A diurnal dope dealer who got up early and delivered promptly, a new and unheard of ethic in black marketeering.
Ah, the Kingdom: the pleasure of heaven on earth, the good old days happening now, unmistakable, and this plane of worldly endeavor, a thin lens in the glory, almost irrelevant except for the life of the body, hardly of interest.
So it is with your lover, the symptom: more fun, more return, more interesting than careers and economies. You feel the heat, the amber light and smoke that drew you from the Bardo.
“I came here to get you,” she said.
I have noted how we took up with each other as suddenly and totally as our war-driven parents: so in retrospect, but in the moment our mating was still volatile, unbounded, and temporary in the eyes of old friends. You wouldn’t have bet on its success or longevity, or if you were into laying odds, it would have been on Girard Duval, her handsome lover and housemate of several years, with me as a high stakes long-shot.
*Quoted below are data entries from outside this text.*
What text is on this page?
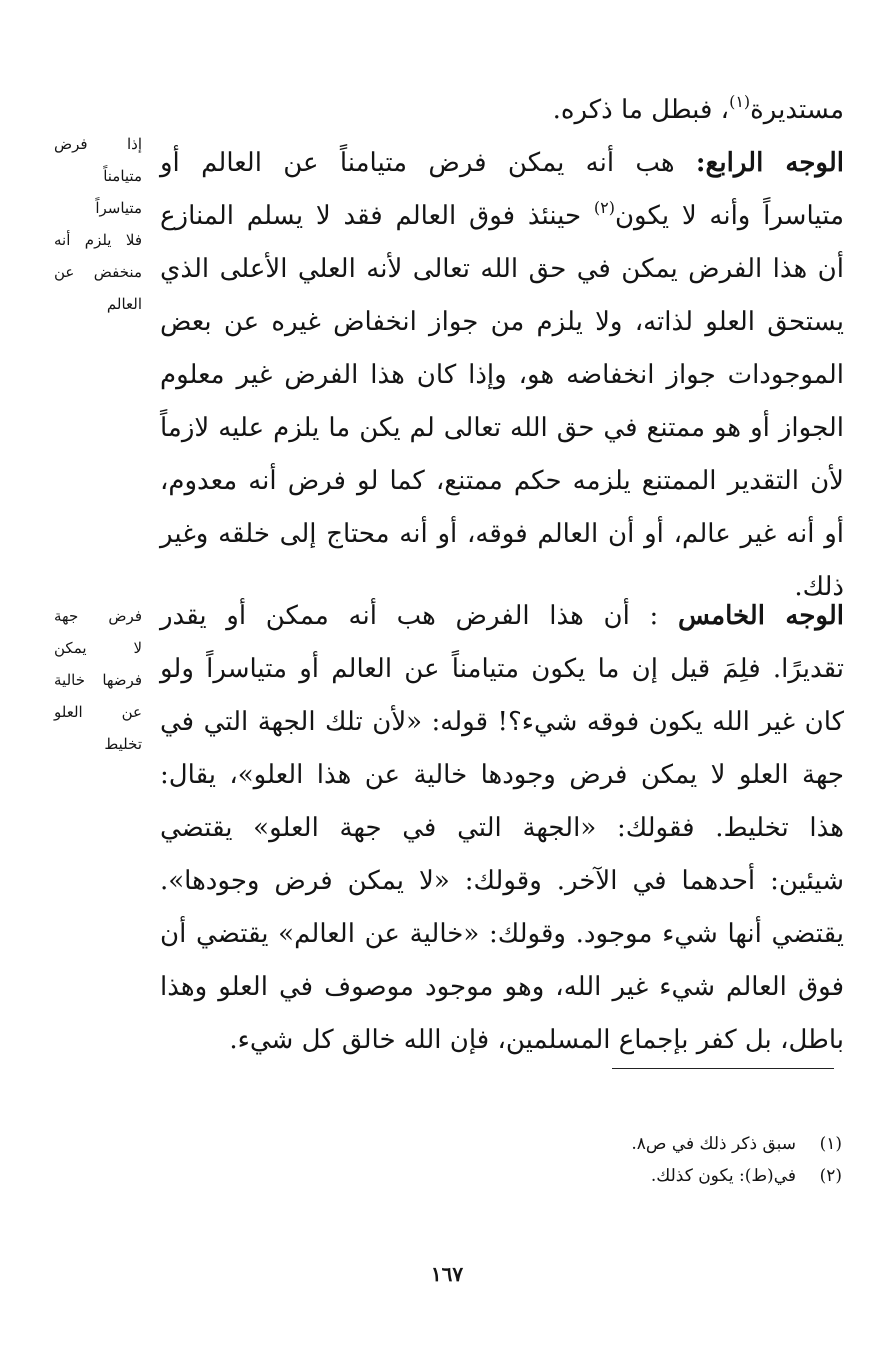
مستديرة$^{(١)}$، فبطل ما ذكره.
الوجه الرابع: هب أنه يمكن فرض متيامناً عن العالم أو
متياسراً وأنه لا يكون$^{(٢)}$ حينئذ فوق العالم فقد لا يسلم المنازع
أن هذا الفرض يمكن في حق الله تعالى لأنه العلي الأعلى الذي
يستحق العلو لذاته، ولا يلزم من جواز انخفاض غيره عن بعض
الموجودات جواز انخفاضه هو، وإذا كان هذا الفرض غير معلوم
الجواز أو هو ممتنع في حق الله تعالى لم يكن ما يلزم عليه لازماً
لأن التقدير الممتنع يلزمه حكم ممتنع، كما لو فرض أنه معدوم،
أو أنه غير عالم، أو أن العالم فوقه، أو أنه محتاج إلى خلقه وغير
ذلك.
إذا فرض
متيامناً
متياسراً
فلا يلزم أنه
منخفض عن
العالم
الوجه الخامس : أن هذا الفرض هب أنه ممكن أو يقدر
تقديرًا. فلِمَ قيل إن ما يكون متيامناً عن العالم أو متياسراً ولو
كان غير الله يكون فوقه شيء؟! قوله: «لأن تلك الجهة التي في
جهة العلو لا يمكن فرض وجودها خالية عن هذا العلو»، يقال:
هذا تخليط. فقولك: «الجهة التي في جهة العلو» يقتضي
شيئين: أحدهما في الآخر. وقولك: «لا يمكن فرض وجودها».
يقتضي أنها شيء موجود. وقولك: «خالية عن العالم» يقتضي أن
فوق العالم شيء غير الله، وهو موجود موصوف في العلو وهذا
باطل، بل كفر بإجماع المسلمين، فإن الله خالق كل شيء.
فرض جهة
لا يمكن
فرضها خالية
عن العلو
تخليط
(١)سبق ذكر ذلك في ص٨.
(٢)في(ط): يكون كذلك.
١٦٧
In safari shorts that complimented her tan strong legs, waffle-stomper boots with red laces, a straw-yellow shirt with a border of fringe, she had just hitched-hiked down from the Redwoods last week, six hundred miles alone, a fearless traveler, only slightly unnerved when a ride had taken her to the prison in Soledad. Looking up at the sun low on the dark ridge of the Santa Lucia Mountains, feeling the freedom dreams and lust of five thousand prisoners and carloads of leering vatos, she had experienced the exquisite loneliness of the maiden about to be sacrificed to the beast.
That dark thing that young women flirt with, unholy, dangerous, forbidden: “I could feel it looking at me,” she said.
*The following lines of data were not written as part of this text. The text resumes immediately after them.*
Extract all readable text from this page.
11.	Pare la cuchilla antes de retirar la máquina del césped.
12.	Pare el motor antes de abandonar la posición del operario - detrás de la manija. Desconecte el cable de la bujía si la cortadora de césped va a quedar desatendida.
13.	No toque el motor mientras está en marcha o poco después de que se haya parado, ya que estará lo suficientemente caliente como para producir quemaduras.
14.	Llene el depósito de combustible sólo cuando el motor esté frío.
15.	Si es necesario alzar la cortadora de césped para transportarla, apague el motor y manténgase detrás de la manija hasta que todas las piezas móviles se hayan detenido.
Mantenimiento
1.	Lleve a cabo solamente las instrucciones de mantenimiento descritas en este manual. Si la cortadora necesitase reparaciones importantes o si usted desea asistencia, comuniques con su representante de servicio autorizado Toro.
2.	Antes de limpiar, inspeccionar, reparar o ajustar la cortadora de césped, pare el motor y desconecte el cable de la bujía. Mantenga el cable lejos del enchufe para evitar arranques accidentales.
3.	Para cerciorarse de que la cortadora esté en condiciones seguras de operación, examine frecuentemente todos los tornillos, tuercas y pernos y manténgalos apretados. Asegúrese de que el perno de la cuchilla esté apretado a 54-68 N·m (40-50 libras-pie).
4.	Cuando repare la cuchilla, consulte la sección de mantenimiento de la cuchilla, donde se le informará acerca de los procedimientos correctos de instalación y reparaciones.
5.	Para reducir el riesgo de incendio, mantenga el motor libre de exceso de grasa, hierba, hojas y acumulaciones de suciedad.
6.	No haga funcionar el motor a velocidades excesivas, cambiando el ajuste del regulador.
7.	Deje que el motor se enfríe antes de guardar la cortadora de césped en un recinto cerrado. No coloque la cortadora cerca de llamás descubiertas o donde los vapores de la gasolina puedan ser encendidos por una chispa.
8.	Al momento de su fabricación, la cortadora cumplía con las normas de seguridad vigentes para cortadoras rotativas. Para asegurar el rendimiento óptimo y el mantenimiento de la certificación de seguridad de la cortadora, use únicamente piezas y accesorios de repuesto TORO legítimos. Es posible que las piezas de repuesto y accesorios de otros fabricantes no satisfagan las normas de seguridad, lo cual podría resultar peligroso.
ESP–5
A nice Mexican family from Oxnard, visiting their incarcerated son, had pulled over, frightened for her, and taken her all the way to I.V.
“I have to be back in Oregon in two weeks,” she said, passing the pipe. “Ends to tie up. Are you coming with me?”
“Of course,” I said.
Big Bob gave us a ride out to Ellwood, past the forlorn tower of the Barnsdale Oil Company, edge of the local world, to the break in the freeway at Tecolote. Like everyone else, he was charmed by Lee. “I’m disappointed. I thought you’d stay for a while.”
She laughed, “Well, we’ll be back,” and I smiled, amused to have my own welcome renewed.
Ten minutes later, we caught a single ride all the way to Palo Alto.